Making credible commitments towards net-zero emissions

Last year, a team of non-profit organizations and research labs have set up the Net Zero Tracker to assess companies’ environmental commitments. It found that while 622 of the world’s 2,000 largest publicly-traded companies have technically committed to a net-zero strategy, the actual policies of many of them undermine real change at achieving zero-carbon operations. Often, that’s because they do not include significant upstream or downstream Scope 3 emissions, or because they depend on unreliable or unproven strategies to offset their carbon production.

The financial industry in particular has a driving impact on the decarbonization of other industries. Insurance companies may not have the most substantial direct carbon footprint, but have adapted to a changing climate and consider climate-related risks on their portfolios. As outlined by TCFD, these risks may range from physical risks from changing frequencies and intensities of weather-related perils, transition risks resulting from a reduction in insurable interest due to a decline in value, changing energy costs, or implementation of carbon regulation, and liability risks that could intensify due to a possible increase in litigation.

Benchmarking the insurance industry’s climate commitments and actions

Finch & Beak’s forthcoming benchmark study on insurance companies will provide a deep-dive into the status of 25 European insurance companies’ climate strategies and broader ESG performance. The research investigates among others whether the companies have set (science-based) targets for decarbonization if they have clear commitments for the phasing out and divestment of fossil fuels, and if they are reporting following the TCFD-recommendations.

Storebrand: net-zero greenhouse gas emissions across the investment portfolios by 2050

One of the featured companies is Storebrand, a leading player in the Nordic market for long-term savings and insurance.
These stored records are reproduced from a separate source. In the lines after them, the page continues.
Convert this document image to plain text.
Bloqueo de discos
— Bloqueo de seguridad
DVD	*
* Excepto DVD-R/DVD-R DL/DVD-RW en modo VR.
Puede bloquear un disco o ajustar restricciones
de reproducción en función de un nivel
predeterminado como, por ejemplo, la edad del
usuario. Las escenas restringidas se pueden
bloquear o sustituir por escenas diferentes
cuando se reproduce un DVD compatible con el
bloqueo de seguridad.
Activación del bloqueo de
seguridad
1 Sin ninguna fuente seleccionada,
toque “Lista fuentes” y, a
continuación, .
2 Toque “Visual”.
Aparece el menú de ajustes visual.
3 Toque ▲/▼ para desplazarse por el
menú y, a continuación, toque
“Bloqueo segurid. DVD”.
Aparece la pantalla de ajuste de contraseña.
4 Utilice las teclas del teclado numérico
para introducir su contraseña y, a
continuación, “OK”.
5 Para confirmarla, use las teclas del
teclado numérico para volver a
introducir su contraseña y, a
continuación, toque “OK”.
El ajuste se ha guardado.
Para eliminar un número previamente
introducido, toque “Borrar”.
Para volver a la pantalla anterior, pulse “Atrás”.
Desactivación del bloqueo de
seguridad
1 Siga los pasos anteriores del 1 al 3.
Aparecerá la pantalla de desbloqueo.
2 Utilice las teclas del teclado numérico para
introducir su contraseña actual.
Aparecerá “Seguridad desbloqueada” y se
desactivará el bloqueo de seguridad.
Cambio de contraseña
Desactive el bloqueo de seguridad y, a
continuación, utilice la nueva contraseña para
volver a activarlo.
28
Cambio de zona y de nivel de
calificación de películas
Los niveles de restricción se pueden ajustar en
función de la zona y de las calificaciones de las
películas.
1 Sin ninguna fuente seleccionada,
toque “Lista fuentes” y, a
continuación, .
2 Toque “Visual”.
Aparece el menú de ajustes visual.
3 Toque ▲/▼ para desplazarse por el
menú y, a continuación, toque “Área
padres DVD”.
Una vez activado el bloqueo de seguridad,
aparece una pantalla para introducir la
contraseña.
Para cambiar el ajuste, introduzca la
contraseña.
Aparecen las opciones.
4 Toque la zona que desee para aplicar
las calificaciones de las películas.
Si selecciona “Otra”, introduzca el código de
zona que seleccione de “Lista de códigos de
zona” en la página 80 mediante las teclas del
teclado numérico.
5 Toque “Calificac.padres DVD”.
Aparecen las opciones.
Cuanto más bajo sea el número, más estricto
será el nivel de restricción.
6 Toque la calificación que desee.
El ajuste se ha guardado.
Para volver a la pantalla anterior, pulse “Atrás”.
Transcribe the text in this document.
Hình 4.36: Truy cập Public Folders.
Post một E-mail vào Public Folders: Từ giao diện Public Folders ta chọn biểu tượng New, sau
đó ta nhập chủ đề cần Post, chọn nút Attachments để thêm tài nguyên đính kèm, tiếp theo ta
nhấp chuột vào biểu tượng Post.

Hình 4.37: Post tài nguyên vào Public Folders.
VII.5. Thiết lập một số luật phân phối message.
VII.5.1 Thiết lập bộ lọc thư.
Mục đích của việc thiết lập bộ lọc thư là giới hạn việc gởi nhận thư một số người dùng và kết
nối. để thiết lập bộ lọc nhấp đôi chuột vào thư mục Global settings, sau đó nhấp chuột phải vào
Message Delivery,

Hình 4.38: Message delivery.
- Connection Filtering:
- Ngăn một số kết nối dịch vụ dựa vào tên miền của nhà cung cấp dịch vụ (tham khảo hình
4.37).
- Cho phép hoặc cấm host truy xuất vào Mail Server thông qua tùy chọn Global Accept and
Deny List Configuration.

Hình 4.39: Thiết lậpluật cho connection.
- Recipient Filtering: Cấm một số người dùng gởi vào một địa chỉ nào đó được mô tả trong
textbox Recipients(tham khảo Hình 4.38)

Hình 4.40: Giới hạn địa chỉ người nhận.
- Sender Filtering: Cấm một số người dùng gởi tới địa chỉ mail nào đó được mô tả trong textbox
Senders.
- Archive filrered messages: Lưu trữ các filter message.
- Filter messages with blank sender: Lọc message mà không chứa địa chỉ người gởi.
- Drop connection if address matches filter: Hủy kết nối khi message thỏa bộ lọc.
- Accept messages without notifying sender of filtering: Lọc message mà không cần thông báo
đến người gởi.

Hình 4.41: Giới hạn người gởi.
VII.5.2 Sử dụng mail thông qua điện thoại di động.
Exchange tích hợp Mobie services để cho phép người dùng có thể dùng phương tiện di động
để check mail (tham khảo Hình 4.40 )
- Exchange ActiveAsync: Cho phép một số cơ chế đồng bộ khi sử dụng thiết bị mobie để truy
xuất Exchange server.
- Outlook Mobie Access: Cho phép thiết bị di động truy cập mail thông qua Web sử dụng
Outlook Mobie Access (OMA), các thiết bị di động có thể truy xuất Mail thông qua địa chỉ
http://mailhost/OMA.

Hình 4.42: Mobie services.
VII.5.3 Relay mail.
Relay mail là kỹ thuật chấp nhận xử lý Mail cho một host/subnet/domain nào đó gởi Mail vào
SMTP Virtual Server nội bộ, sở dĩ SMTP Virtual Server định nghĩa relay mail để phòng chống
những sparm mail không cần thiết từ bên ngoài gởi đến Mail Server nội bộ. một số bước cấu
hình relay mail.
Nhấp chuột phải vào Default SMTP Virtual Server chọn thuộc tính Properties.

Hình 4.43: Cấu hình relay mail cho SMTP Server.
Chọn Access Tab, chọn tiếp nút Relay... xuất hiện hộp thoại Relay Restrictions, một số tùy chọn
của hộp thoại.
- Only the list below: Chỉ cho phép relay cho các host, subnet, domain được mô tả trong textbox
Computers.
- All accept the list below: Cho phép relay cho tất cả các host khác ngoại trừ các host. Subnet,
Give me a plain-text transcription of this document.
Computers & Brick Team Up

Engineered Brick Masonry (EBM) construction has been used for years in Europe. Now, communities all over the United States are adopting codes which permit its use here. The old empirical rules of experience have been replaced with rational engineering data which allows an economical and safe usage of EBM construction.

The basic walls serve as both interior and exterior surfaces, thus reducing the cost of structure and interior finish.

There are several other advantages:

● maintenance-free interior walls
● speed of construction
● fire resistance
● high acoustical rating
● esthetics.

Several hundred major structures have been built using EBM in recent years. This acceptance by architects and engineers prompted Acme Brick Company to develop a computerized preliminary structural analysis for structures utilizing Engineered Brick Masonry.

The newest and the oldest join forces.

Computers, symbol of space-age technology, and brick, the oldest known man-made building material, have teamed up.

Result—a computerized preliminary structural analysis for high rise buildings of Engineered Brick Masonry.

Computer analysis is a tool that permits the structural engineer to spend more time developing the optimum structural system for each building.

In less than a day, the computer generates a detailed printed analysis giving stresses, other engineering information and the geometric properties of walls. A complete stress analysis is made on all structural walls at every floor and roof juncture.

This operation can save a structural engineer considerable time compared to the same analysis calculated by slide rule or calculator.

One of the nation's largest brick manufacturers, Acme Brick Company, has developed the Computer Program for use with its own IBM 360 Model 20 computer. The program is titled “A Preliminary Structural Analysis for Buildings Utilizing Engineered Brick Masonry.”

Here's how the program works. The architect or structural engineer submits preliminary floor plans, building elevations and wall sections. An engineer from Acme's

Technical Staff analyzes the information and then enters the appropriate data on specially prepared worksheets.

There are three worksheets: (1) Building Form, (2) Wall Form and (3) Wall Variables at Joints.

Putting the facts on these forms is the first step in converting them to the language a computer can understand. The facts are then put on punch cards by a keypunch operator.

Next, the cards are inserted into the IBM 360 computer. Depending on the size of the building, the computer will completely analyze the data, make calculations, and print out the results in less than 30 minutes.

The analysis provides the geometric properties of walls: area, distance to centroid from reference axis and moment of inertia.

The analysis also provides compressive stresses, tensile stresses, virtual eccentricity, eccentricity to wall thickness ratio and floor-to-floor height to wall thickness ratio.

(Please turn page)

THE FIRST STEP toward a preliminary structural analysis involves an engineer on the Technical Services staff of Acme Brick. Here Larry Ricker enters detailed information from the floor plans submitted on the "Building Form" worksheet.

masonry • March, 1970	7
The company has put climate front and center of its investment approach and defined an updated climate policy for investments in summer 2020, emphasizing reducing emissions in the real economy.

A year earlier, in 2019, Storebrand was one of the founding members of the United Nations-convened Net-Zero Asset Owner Alliance. The members of the Alliance commit to transitioning their investment portfolios consistent with a maximum temperature rise of 1.5°C above pre-industrial temperatures, taking into account the best available scientific knowledge and regularly reporting on progress.

Tools used by Storebrand to achieve its commitment are investing in solutions, use of sustainability ratings, divestment and active ownership, and cooperation with other financial institutions to promote standards for measuring, monitoring, and reporting on climate risks.

Allianz’s three-tiered climate strategy

Another assessed company is Allianz. During its last materiality assessment, the company defined climate change, environmental and social products, and environment as its top 3 material topics. The company’s climate change strategy consists of three main priorities:

  • Anticipating the risks of a changing climate
  • Caring for the climate vulnerable
  • Enabling the low-carbon transition

Allianz works towards these objectives through systematically considering climate and sustainability criteria in its insurance and investment business, providing sustainable solutions for customers (such as including insurance that supports renewables and energy efficiency), and strategic investments in low-carbon assets. 

Join the webinar on Tuesday 1 March

Diving further into this topic, Finch & Beak’s ESG Acceleration Webinar on Tuesday 1 March will provide insights into materiality activation for climate change. Marcus Bruns, Nordic Head of Sustainability at Storebrand, will present the company's climate strategy and how Storebrand is working to have net-zero greenhouse gas emissions across its investment portfolios by 2050. Click here to read more and sign up.

If you are ready to accelerate your net-zero ambitions or activate your materiality assessment to enhance your company’s sustainability strategy, get in touch with Josée van der Hoek, Director at josee@finchandbeak.com or call +34 682 048 301 to discuss how Finch & Beak can support you in meeting your ambitions.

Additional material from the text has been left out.